#2 Soziales Netz
Das Sozialwesen zählt zu den gewichtigen Kapiteln des Landeshaushaltes, da es eine Vielzahl an Bereichen und Tätigkeiten abdeckt.

Luca Critelli, Direktor des Ressorts Familie, Senioren Soziales und Wohnbau des Landes Südtirol, beschreibt in einem Interview die aktuelle Lage und anstehende Herausforderungen.

 

Wie entwickeln sich die Ausgaben des Sozialwesens und welche sind die Trends in diesem delikaten Bereich?

In Südtirol lagen die Ausgaben für das Sozialwesen 2017 bei 474,3 Millionen Euro. Den höchsten Anteil daran, nämlich 213,5 Millionen Euro, nahm die Pflege von pflegebedürftigen Menschen in Anspruch. Dieser Betrag wächst aufgrund der demografischen Entwicklung um drei bis vier Millionen jedes Jahr. Eine kritische Phase wird für die Jahre 2030-35 erwartet. Dann kommen nämlich die sogenannten Babyboomer ins kritische Alter von mehr als 83 Jahren, ab dem sie statistisch gesehen häufiger pflegebedürftig werden.

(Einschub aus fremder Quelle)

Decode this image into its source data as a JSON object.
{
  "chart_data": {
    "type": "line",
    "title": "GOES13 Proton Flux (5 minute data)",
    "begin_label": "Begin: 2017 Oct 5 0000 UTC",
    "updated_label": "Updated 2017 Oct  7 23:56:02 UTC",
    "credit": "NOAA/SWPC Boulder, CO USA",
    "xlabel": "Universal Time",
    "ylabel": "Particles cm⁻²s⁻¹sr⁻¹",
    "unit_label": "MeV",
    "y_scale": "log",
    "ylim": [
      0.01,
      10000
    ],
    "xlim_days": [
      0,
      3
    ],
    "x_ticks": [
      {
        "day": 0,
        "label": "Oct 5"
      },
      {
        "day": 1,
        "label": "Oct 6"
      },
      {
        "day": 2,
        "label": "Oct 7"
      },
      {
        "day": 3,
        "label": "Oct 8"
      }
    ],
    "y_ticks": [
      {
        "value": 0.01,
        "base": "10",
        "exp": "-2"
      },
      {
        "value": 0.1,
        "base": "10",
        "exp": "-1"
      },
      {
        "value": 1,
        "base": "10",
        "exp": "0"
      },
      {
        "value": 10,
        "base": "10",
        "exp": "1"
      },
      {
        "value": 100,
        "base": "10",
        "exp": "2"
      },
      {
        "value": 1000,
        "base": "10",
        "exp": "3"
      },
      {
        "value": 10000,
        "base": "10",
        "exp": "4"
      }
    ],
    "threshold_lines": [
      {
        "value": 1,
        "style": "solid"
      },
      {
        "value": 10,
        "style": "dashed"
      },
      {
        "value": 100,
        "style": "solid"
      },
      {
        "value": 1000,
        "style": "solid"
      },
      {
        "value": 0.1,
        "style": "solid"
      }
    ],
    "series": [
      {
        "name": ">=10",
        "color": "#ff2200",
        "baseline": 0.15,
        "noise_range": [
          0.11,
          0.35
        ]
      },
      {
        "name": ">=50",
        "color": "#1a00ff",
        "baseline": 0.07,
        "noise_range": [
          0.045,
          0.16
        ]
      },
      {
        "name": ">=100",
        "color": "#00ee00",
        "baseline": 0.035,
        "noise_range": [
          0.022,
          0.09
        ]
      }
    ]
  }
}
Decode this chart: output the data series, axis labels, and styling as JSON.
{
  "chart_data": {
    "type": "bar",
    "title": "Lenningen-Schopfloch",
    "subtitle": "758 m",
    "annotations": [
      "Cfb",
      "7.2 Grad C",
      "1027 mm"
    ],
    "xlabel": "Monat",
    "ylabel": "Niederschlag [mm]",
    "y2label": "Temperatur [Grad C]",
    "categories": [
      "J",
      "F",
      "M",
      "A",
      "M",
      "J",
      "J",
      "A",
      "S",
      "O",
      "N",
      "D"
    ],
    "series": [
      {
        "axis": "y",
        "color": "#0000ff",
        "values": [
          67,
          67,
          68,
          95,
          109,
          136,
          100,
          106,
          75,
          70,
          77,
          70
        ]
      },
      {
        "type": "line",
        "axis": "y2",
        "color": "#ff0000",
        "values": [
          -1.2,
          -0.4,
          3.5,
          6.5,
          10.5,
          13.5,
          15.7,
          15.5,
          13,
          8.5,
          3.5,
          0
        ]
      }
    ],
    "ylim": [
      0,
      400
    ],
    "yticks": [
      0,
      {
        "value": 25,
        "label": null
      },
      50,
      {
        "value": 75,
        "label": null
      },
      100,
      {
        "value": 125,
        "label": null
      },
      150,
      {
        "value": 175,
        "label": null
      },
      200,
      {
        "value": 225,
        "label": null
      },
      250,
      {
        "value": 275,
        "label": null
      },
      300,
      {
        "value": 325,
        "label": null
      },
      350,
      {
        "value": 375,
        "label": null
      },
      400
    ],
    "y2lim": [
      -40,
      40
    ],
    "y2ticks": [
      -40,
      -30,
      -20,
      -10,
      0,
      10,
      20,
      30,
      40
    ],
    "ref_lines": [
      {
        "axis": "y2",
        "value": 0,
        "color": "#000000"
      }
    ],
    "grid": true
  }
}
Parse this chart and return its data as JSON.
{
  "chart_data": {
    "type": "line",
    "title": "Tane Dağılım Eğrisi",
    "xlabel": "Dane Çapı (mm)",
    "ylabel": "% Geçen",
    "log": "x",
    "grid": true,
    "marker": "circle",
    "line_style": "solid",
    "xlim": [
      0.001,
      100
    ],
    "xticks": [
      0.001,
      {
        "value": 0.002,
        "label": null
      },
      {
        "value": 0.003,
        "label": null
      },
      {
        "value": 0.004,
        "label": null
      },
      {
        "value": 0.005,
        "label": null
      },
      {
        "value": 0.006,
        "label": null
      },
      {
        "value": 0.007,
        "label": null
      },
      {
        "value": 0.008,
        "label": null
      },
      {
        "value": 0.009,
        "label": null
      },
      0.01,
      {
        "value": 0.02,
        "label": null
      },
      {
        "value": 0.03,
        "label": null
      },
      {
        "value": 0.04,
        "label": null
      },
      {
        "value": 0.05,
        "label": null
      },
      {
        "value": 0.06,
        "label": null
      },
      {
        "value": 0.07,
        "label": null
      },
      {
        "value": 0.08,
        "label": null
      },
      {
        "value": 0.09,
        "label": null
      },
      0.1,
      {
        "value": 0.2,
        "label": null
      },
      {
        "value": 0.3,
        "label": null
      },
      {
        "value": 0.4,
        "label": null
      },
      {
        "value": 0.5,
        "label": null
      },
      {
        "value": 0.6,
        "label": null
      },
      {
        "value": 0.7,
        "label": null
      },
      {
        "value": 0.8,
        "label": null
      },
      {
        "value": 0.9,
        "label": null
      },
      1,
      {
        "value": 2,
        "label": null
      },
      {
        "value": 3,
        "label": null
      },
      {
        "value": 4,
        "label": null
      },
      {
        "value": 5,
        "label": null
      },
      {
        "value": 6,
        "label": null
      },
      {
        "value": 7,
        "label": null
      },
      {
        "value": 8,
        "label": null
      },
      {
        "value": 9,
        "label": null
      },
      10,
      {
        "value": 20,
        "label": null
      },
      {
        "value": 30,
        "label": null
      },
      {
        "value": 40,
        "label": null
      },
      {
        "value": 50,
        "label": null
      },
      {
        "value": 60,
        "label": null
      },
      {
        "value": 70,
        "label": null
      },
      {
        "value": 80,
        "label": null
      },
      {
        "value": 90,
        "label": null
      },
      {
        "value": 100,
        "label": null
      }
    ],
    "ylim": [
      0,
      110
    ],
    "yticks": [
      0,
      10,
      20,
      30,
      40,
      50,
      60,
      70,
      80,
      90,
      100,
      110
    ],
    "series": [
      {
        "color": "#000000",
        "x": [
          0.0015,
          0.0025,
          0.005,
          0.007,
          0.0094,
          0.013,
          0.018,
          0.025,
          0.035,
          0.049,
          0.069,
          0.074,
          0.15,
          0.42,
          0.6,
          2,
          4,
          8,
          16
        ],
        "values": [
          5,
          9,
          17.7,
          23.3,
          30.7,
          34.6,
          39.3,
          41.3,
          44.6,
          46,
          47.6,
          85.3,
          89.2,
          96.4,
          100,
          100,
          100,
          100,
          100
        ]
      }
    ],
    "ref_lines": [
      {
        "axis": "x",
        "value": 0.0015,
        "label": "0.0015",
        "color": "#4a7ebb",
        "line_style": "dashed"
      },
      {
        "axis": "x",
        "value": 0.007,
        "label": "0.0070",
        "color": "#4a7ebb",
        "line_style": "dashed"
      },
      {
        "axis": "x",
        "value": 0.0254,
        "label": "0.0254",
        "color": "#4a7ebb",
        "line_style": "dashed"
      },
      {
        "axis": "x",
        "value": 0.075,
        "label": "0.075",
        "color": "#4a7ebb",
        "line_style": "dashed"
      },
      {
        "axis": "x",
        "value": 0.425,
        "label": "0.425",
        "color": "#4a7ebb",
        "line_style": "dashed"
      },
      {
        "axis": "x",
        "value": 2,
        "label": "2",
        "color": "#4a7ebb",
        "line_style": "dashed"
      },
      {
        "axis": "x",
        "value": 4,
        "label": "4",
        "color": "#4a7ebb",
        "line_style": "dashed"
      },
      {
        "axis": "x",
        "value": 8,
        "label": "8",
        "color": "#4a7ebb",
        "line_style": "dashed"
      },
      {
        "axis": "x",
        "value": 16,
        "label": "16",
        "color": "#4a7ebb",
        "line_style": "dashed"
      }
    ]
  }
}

Ein anderer Bereich, in dem Dienste und Leistungen zunehmen, ist jener der Menschen mit Behinderung. Während es mehr als begrüßenswert ist, dass die Lebensdauer dieser Menschen wächst, lässt dies auch den Aufwand für ihre Betreuung deutlich ansteigen. Menschen mit Behinderung wurden früher oft nicht älter als 40 bis 45 Jahre alt, während sie heute zum Glück deutlich länger leben. Und sie werden nach wie vor vorrangig in ihren Familien betreut; mit zunehmenden Alter fallen die Familien allerdings häufig aus. Dann werden geeignete Einrichtungen oder andere Fördermaßnahmen notwendig.

Einen beachtlichen Bedarf an Mittel hat auch der Bereich Jugendschutz: Sozialpädagogisch betreut werden etwa Jugendliche, die Probleme mit der Justiz oder mit Drogen haben. Aber auch die Instabilität der heutigen Familien erhöht merklich die Notwendigkeit für Familienberatung und psychologische Leistungen. Zu bedenken ist, dass inzwischen 30 bis 40 Prozent der Ehen in eine Trennung und schließlich in eine Scheidung münden.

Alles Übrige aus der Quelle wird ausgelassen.